Swiftのライブラリという点では、僕はSwiftを書くEditorとしてXcodeを使っているのですが、Xcodeではファイルイベントに応じてスクリプトを実行するような機能は用意されていません(僕の知る限りでは)。Compileの前後等のタイミングでScriptを挟めたりするのですが、このタイミングだとやりたいことに対してタイミングが遅いと感じる場合もあると思います。

そういった課題を感じたためOchaというライブラリを作りました。

なぜ 🍵 なのか

Watcher(監視者) の響きを日本語にしたときの アナグラム になっています。
うぉっちゃー → おっちゃー → おちゃ

以上。

技術について

Ochaの技術については本ブログでは紹介しません。代わりに(?)Ochaで使用されている技術の解説本を技術書典6で販売します。 SwiftKotlin愛好会というサークルで執筆者の一人としてSwiftでどのようにFileSystemを監視するか。と言ったことをOchaのコードベースに書いていきます。

サークル名: SwiftKotlin愛好会
URL: https://techbookfest.org/event/tbf06/circle/71750003

興味がある方は是非お越しください。複数人での共著なのでSwift・Kotlinネタが他にも載っている一冊となります。

素敵なロゴを描いてもらいました

OchaのREADMEを見るとわかるのですが素敵なロゴが載っています。
井上乃彩 / Noa Inoueさんに描いていただきました。

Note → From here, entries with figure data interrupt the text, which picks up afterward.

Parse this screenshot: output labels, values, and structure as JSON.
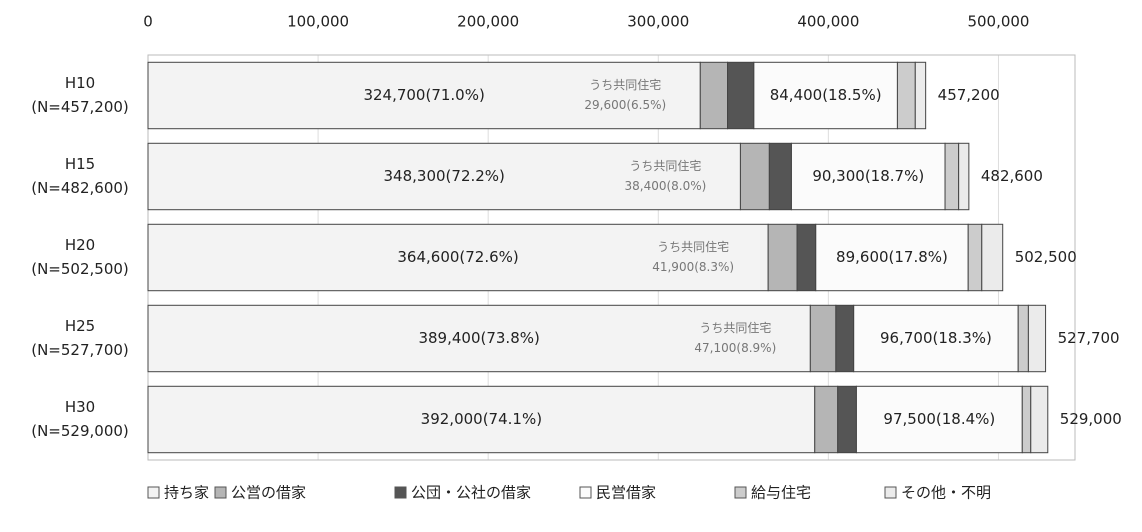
{
  "chart_data": {
    "type": "stacked_barh",
    "categories": [
      "H10",
      "H15",
      "H20",
      "H25",
      "H30"
    ],
    "category_sublabels": [
      "(N=457,200)",
      "(N=482,600)",
      "(N=502,500)",
      "(N=527,700)",
      "(N=529,000)"
    ],
    "series": [
      {
        "name": "持ち家",
        "color": "#f3f3f3",
        "values": [
          324700,
          348300,
          364600,
          389400,
          392000
        ],
        "value_labels": [
          "324,700(71.0%)",
          "348,300(72.2%)",
          "364,600(72.6%)",
          "389,400(73.8%)",
          "392,000(74.1%)"
        ]
      },
      {
        "name": "公営の借家",
        "color": "#b5b5b5",
        "values": [
          16000,
          17000,
          17000,
          15000,
          13500
        ]
      },
      {
        "name": "公団・公社の借家",
        "color": "#555555",
        "values": [
          15500,
          13000,
          11000,
          10500,
          11000
        ]
      },
      {
        "name": "民営借家",
        "color": "#fbfbfb",
        "values": [
          84400,
          90300,
          89600,
          96700,
          97500
        ],
        "value_labels": [
          "84,400(18.5%)",
          "90,300(18.7%)",
          "89,600(17.8%)",
          "96,700(18.3%)",
          "97,500(18.4%)"
        ]
      },
      {
        "name": "給与住宅",
        "color": "#cccccc",
        "values": [
          10500,
          8000,
          8000,
          6000,
          5000
        ]
      },
      {
        "name": "その他・不明",
        "color": "#ebebeb",
        "values": [
          6100,
          6000,
          12300,
          10100,
          10000
        ]
      }
    ],
    "totals": [
      457200,
      482600,
      502500,
      527700,
      529000
    ],
    "total_labels": [
      "457,200",
      "482,600",
      "502,500",
      "527,700",
      "529,000"
    ],
    "annotations": [
      {
        "text": "うち共同住宅",
        "label": "29,600(6.5%)"
      },
      {
        "text": "うち共同住宅",
        "label": "38,400(8.0%)"
      },
      {
        "text": "うち共同住宅",
        "label": "41,900(8.3%)"
      },
      {
        "text": "うち共同住宅",
        "label": "47,100(8.9%)"
      }
    ],
    "xlim": [
      0,
      545000
    ],
    "xticks": [
      0,
      {
        "value": 100000,
        "label": "100,000"
      },
      {
        "value": 200000,
        "label": "200,000"
      },
      {
        "value": 300000,
        "label": "300,000"
      },
      {
        "value": 400000,
        "label": "400,000"
      },
      {
        "value": 500000,
        "label": "500,000"
      }
    ],
    "grid": true
  }
}
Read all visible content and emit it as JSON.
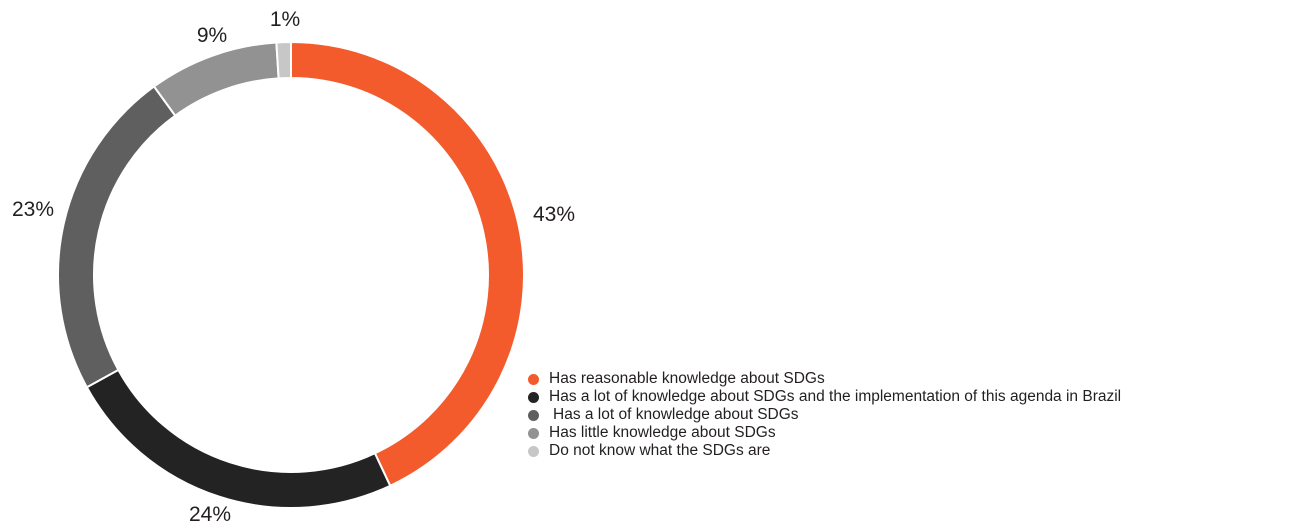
{
  "chart_data": {
    "type": "pie",
    "style": "donut",
    "slices": [
      {
        "label": "Has reasonable knowledge about SDGs",
        "value": 43,
        "display": "43%",
        "color": "#f35a2c"
      },
      {
        "label": "Has a lot of knowledge about SDGs and the implementation of this agenda in Brazil",
        "value": 24,
        "display": "24%",
        "color": "#232323"
      },
      {
        "label": "Has a lot of knowledge about SDGs",
        "value": 23,
        "display": "23%",
        "color": "#5f5f5f"
      },
      {
        "label": "Has little knowledge about SDGs",
        "value": 9,
        "display": "9%",
        "color": "#929292"
      },
      {
        "label": "Do not know what the SDGs are",
        "value": 1,
        "display": "1%",
        "color": "#c7c7c7"
      }
    ],
    "legend_position": "bottom-right"
  }
}
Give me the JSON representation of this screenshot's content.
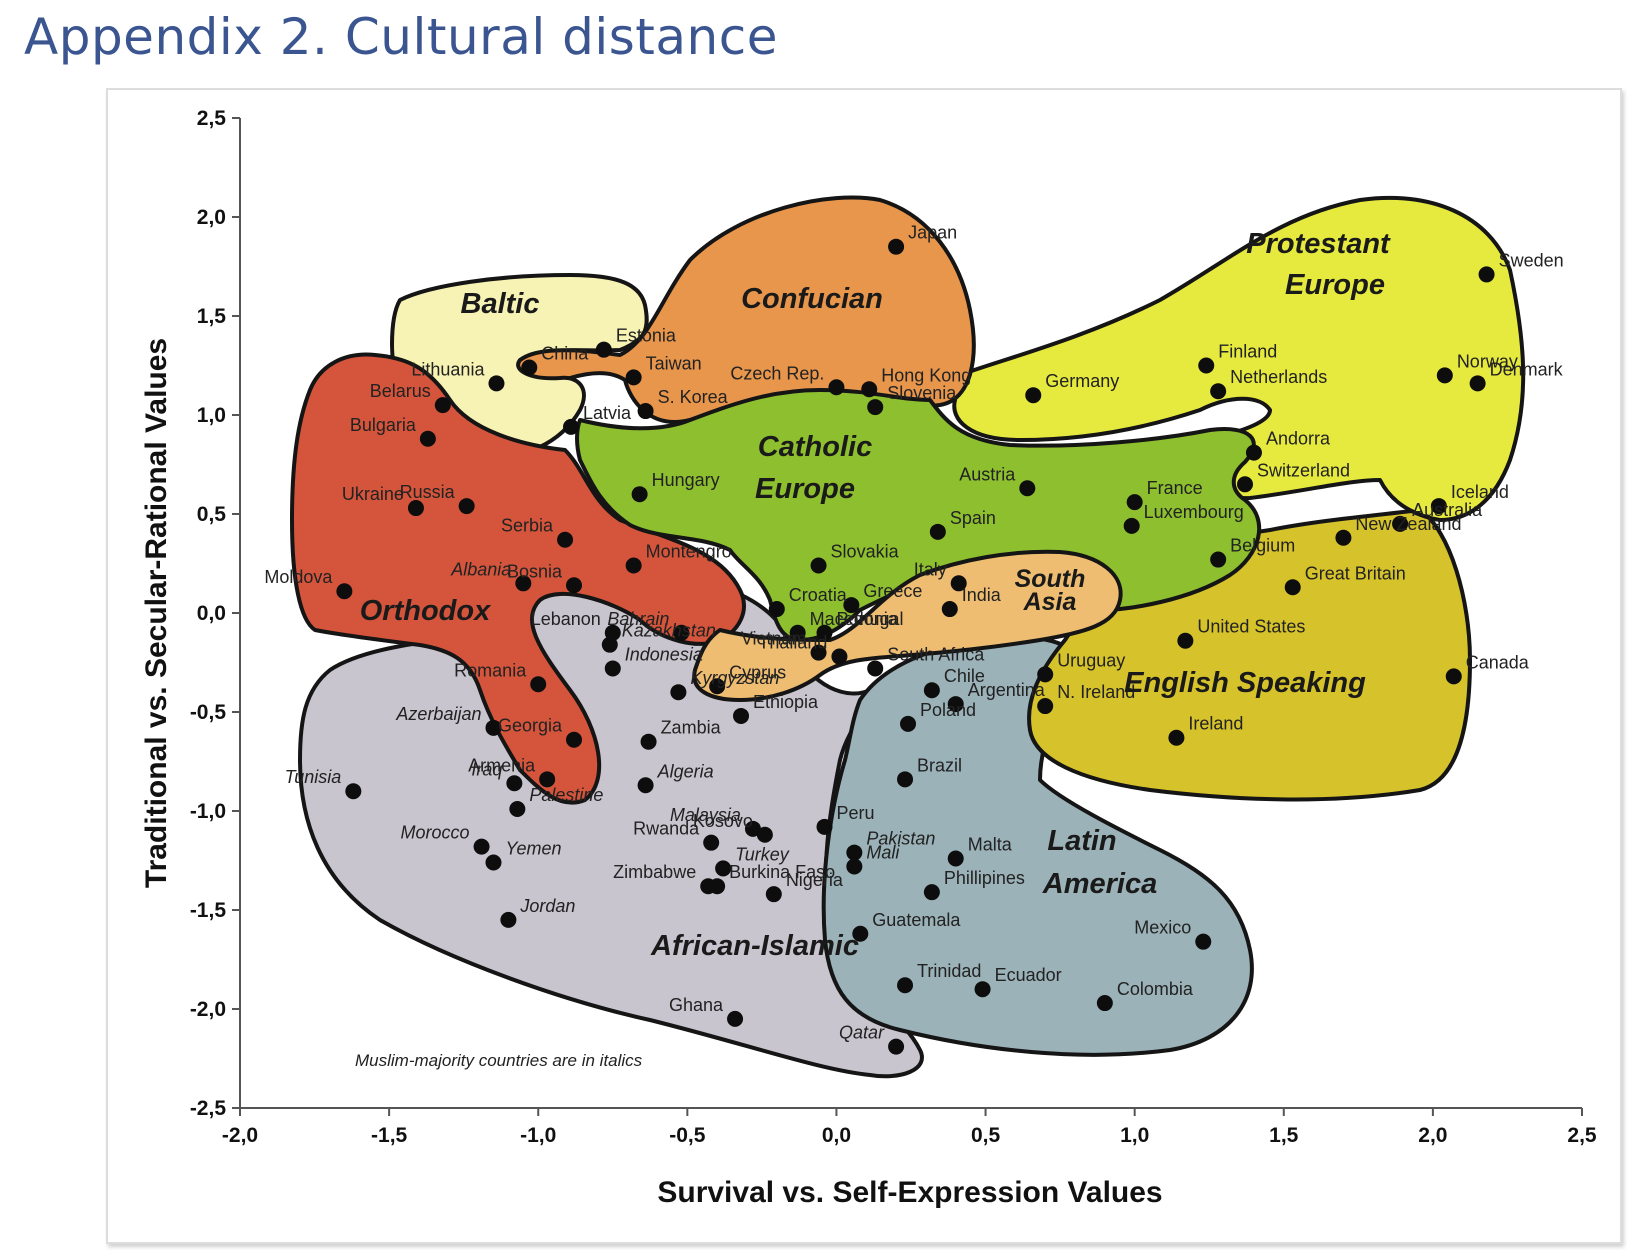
{
  "page_title": "Appendix 2. Cultural distance",
  "colors": {
    "page_title": "#3a5590",
    "african_islamic": "#c8c5cf",
    "latin_america": "#9bb2b8",
    "english_speaking": "#d6c22b",
    "protestant_europe": "#e7ea3e",
    "confucian": "#e8964c",
    "baltic": "#f7f3b4",
    "orthodox": "#d4553c",
    "catholic_europe": "#8dbf2e",
    "south_asia": "#eebd72"
  },
  "chart_data": {
    "type": "scatter",
    "title": "",
    "xlabel": "Survival vs. Self-Expression Values",
    "ylabel": "Traditional vs. Secular-Rational Values",
    "xlim": [
      -2.0,
      2.5
    ],
    "ylim": [
      -2.5,
      2.5
    ],
    "xticks": [
      "-2,0",
      "-1,5",
      "-1,0",
      "-0,5",
      "0,0",
      "0,5",
      "1,0",
      "1,5",
      "2,0",
      "2,5"
    ],
    "yticks": [
      "2,5",
      "2,0",
      "1,5",
      "1,0",
      "0,5",
      "0,0",
      "-0,5",
      "-1,0",
      "-1,5",
      "-2,0",
      "-2,5"
    ],
    "grid": false,
    "annotation": "Muslim-majority countries are in italics",
    "zones": [
      {
        "name": "African-Islamic",
        "label": "African-Islamic"
      },
      {
        "name": "Latin America",
        "label": "Latin America"
      },
      {
        "name": "English Speaking",
        "label": "English Speaking"
      },
      {
        "name": "Protestant Europe",
        "label": "Protestant Europe"
      },
      {
        "name": "Confucian",
        "label": "Confucian"
      },
      {
        "name": "Baltic",
        "label": "Baltic"
      },
      {
        "name": "Orthodox",
        "label": "Orthodox"
      },
      {
        "name": "Catholic Europe",
        "label": "Catholic Europe"
      },
      {
        "name": "South Asia",
        "label": "South Asia"
      }
    ],
    "points": [
      {
        "name": "Japan",
        "x": 0.2,
        "y": 1.85,
        "muslim": false
      },
      {
        "name": "Sweden",
        "x": 2.18,
        "y": 1.71,
        "muslim": false
      },
      {
        "name": "Estonia",
        "x": -0.78,
        "y": 1.33,
        "muslim": false
      },
      {
        "name": "Finland",
        "x": 1.24,
        "y": 1.25,
        "muslim": false
      },
      {
        "name": "Lithuania",
        "x": -1.14,
        "y": 1.16,
        "muslim": false
      },
      {
        "name": "China",
        "x": -1.03,
        "y": 1.24,
        "muslim": false
      },
      {
        "name": "Taiwan",
        "x": -0.68,
        "y": 1.19,
        "muslim": false
      },
      {
        "name": "Hong Kong",
        "x": 0.11,
        "y": 1.13,
        "muslim": false
      },
      {
        "name": "Norway",
        "x": 2.04,
        "y": 1.2,
        "muslim": false
      },
      {
        "name": "Denmark",
        "x": 2.15,
        "y": 1.16,
        "muslim": false
      },
      {
        "name": "Netherlands",
        "x": 1.28,
        "y": 1.12,
        "muslim": false
      },
      {
        "name": "Czech Rep.",
        "x": 0.0,
        "y": 1.14,
        "muslim": false
      },
      {
        "name": "Germany",
        "x": 0.66,
        "y": 1.1,
        "muslim": false
      },
      {
        "name": "Belarus",
        "x": -1.32,
        "y": 1.05,
        "muslim": false
      },
      {
        "name": "Slovenia",
        "x": 0.13,
        "y": 1.04,
        "muslim": false
      },
      {
        "name": "S. Korea",
        "x": -0.64,
        "y": 1.02,
        "muslim": false
      },
      {
        "name": "Latvia",
        "x": -0.89,
        "y": 0.94,
        "muslim": false
      },
      {
        "name": "Bulgaria",
        "x": -1.37,
        "y": 0.88,
        "muslim": false
      },
      {
        "name": "Andorra",
        "x": 1.4,
        "y": 0.81,
        "muslim": false
      },
      {
        "name": "Switzerland",
        "x": 1.37,
        "y": 0.65,
        "muslim": false
      },
      {
        "name": "Austria",
        "x": 0.64,
        "y": 0.63,
        "muslim": false
      },
      {
        "name": "Hungary",
        "x": -0.66,
        "y": 0.6,
        "muslim": false
      },
      {
        "name": "France",
        "x": 1.0,
        "y": 0.56,
        "muslim": false
      },
      {
        "name": "Iceland",
        "x": 2.02,
        "y": 0.54,
        "muslim": false
      },
      {
        "name": "Russia",
        "x": -1.24,
        "y": 0.54,
        "muslim": false
      },
      {
        "name": "Ukraine",
        "x": -1.41,
        "y": 0.53,
        "muslim": false
      },
      {
        "name": "Australia",
        "x": 1.89,
        "y": 0.45,
        "muslim": false
      },
      {
        "name": "Luxembourg",
        "x": 0.99,
        "y": 0.44,
        "muslim": false
      },
      {
        "name": "Spain",
        "x": 0.34,
        "y": 0.41,
        "muslim": false
      },
      {
        "name": "New Zealand",
        "x": 1.7,
        "y": 0.38,
        "muslim": false
      },
      {
        "name": "Serbia",
        "x": -0.91,
        "y": 0.37,
        "muslim": false
      },
      {
        "name": "Belgium",
        "x": 1.28,
        "y": 0.27,
        "muslim": false
      },
      {
        "name": "Montengro",
        "x": -0.68,
        "y": 0.24,
        "muslim": false
      },
      {
        "name": "Slovakia",
        "x": -0.06,
        "y": 0.24,
        "muslim": false
      },
      {
        "name": "Albania",
        "x": -1.05,
        "y": 0.15,
        "muslim": true
      },
      {
        "name": "Bosnia",
        "x": -0.88,
        "y": 0.14,
        "muslim": false
      },
      {
        "name": "Italy",
        "x": 0.41,
        "y": 0.15,
        "muslim": false
      },
      {
        "name": "Great Britain",
        "x": 1.53,
        "y": 0.13,
        "muslim": false
      },
      {
        "name": "Moldova",
        "x": -1.65,
        "y": 0.11,
        "muslim": false
      },
      {
        "name": "Greece",
        "x": 0.05,
        "y": 0.04,
        "muslim": false
      },
      {
        "name": "Croatia",
        "x": -0.2,
        "y": 0.02,
        "muslim": false
      },
      {
        "name": "India",
        "x": 0.38,
        "y": 0.02,
        "muslim": false
      },
      {
        "name": "Lebanon",
        "x": -0.75,
        "y": -0.1,
        "muslim": false
      },
      {
        "name": "Bahrain",
        "x": -0.52,
        "y": -0.1,
        "muslim": true
      },
      {
        "name": "Macedonia",
        "x": -0.13,
        "y": -0.1,
        "muslim": false
      },
      {
        "name": "Portugal",
        "x": -0.04,
        "y": -0.1,
        "muslim": false
      },
      {
        "name": "United States",
        "x": 1.17,
        "y": -0.14,
        "muslim": false
      },
      {
        "name": "Kazakhstan",
        "x": -0.76,
        "y": -0.16,
        "muslim": true
      },
      {
        "name": "Vietnam",
        "x": -0.06,
        "y": -0.2,
        "muslim": false
      },
      {
        "name": "Thailand",
        "x": 0.01,
        "y": -0.22,
        "muslim": false
      },
      {
        "name": "Indonesia",
        "x": -0.75,
        "y": -0.28,
        "muslim": true
      },
      {
        "name": "South Africa",
        "x": 0.13,
        "y": -0.28,
        "muslim": false
      },
      {
        "name": "Uruguay",
        "x": 0.7,
        "y": -0.31,
        "muslim": false
      },
      {
        "name": "Canada",
        "x": 2.07,
        "y": -0.32,
        "muslim": false
      },
      {
        "name": "Romania",
        "x": -1.0,
        "y": -0.36,
        "muslim": false
      },
      {
        "name": "Cyprus",
        "x": -0.4,
        "y": -0.37,
        "muslim": false
      },
      {
        "name": "Kyrgyzstan",
        "x": -0.53,
        "y": -0.4,
        "muslim": true
      },
      {
        "name": "Chile",
        "x": 0.32,
        "y": -0.39,
        "muslim": false
      },
      {
        "name": "Argentina",
        "x": 0.4,
        "y": -0.46,
        "muslim": false
      },
      {
        "name": "N. Ireland",
        "x": 0.7,
        "y": -0.47,
        "muslim": false
      },
      {
        "name": "Ethiopia",
        "x": -0.32,
        "y": -0.52,
        "muslim": false
      },
      {
        "name": "Poland",
        "x": 0.24,
        "y": -0.56,
        "muslim": false
      },
      {
        "name": "Azerbaijan",
        "x": -1.15,
        "y": -0.58,
        "muslim": true
      },
      {
        "name": "Ireland",
        "x": 1.14,
        "y": -0.63,
        "muslim": false
      },
      {
        "name": "Georgia",
        "x": -0.88,
        "y": -0.64,
        "muslim": false
      },
      {
        "name": "Zambia",
        "x": -0.63,
        "y": -0.65,
        "muslim": false
      },
      {
        "name": "Brazil",
        "x": 0.23,
        "y": -0.84,
        "muslim": false
      },
      {
        "name": "Armenia",
        "x": -0.97,
        "y": -0.84,
        "muslim": false
      },
      {
        "name": "Iraq",
        "x": -1.08,
        "y": -0.86,
        "muslim": true
      },
      {
        "name": "Algeria",
        "x": -0.64,
        "y": -0.87,
        "muslim": true
      },
      {
        "name": "Tunisia",
        "x": -1.62,
        "y": -0.9,
        "muslim": true
      },
      {
        "name": "Palestine",
        "x": -1.07,
        "y": -0.99,
        "muslim": true
      },
      {
        "name": "Peru",
        "x": -0.04,
        "y": -1.08,
        "muslim": false
      },
      {
        "name": "Malaysia",
        "x": -0.28,
        "y": -1.09,
        "muslim": true
      },
      {
        "name": "Kosovo",
        "x": -0.24,
        "y": -1.12,
        "muslim": false
      },
      {
        "name": "Morocco",
        "x": -1.19,
        "y": -1.18,
        "muslim": true
      },
      {
        "name": "Rwanda",
        "x": -0.42,
        "y": -1.16,
        "muslim": false
      },
      {
        "name": "Turkey",
        "x": -0.38,
        "y": -1.29,
        "muslim": true
      },
      {
        "name": "Pakistan",
        "x": 0.06,
        "y": -1.21,
        "muslim": true
      },
      {
        "name": "Malta",
        "x": 0.4,
        "y": -1.24,
        "muslim": false
      },
      {
        "name": "Yemen",
        "x": -1.15,
        "y": -1.26,
        "muslim": true
      },
      {
        "name": "Mali",
        "x": 0.06,
        "y": -1.28,
        "muslim": true
      },
      {
        "name": "Burkina Faso",
        "x": -0.4,
        "y": -1.38,
        "muslim": false
      },
      {
        "name": "Phillipines",
        "x": 0.32,
        "y": -1.41,
        "muslim": false
      },
      {
        "name": "Nigeria",
        "x": -0.21,
        "y": -1.42,
        "muslim": false
      },
      {
        "name": "Zimbabwe",
        "x": -0.43,
        "y": -1.38,
        "muslim": false
      },
      {
        "name": "Jordan",
        "x": -1.1,
        "y": -1.55,
        "muslim": true
      },
      {
        "name": "Guatemala",
        "x": 0.08,
        "y": -1.62,
        "muslim": false
      },
      {
        "name": "Mexico",
        "x": 1.23,
        "y": -1.66,
        "muslim": false
      },
      {
        "name": "Trinidad",
        "x": 0.23,
        "y": -1.88,
        "muslim": false
      },
      {
        "name": "Ecuador",
        "x": 0.49,
        "y": -1.9,
        "muslim": false
      },
      {
        "name": "Colombia",
        "x": 0.9,
        "y": -1.97,
        "muslim": false
      },
      {
        "name": "Ghana",
        "x": -0.34,
        "y": -2.05,
        "muslim": false
      },
      {
        "name": "Qatar",
        "x": 0.2,
        "y": -2.19,
        "muslim": true
      }
    ]
  }
}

とても可愛くて素敵なロゴをいただきました。見るたびに少し見とれてしまいます。 経緯を話すと Ochaにロゴが欲しい & 最近デザインツールを個人で触っていて他の人はどういう情報を元に作るんだろう。と気になりそれで声をかけて関わっていただきました。本当に素敵で感謝です。

噂のロゴです。

f:id:bannzai:20190405032805p:plain

まとめ

SwiftはまだAppleプラットフォーム、特にGUIアプリケーション開発に頻繁に用いられる開発言語と言えるでしょう。
Ochaも実はCocoa依存なのでmacOS上でのみ動くコマンドラインツールなのですが、それでも普段開発しているようなiOSアプリ等の開発とは毛色が違います。今回はFileSystemを監視する。というテーマのライブラリを作りました。Ochaは単体では機能せず処理内容は自分で記述する必要があります。が、 Ocha自体は小さなライブラリとなっておりExampleもシンプルで比較的応用例も浮かびやすいのかな。と思っています。普段GUIアプリケーションを開発している方でもCLIツール作成して便利なツールを作りたい方はOchaを利用するのも是非ご検討してください。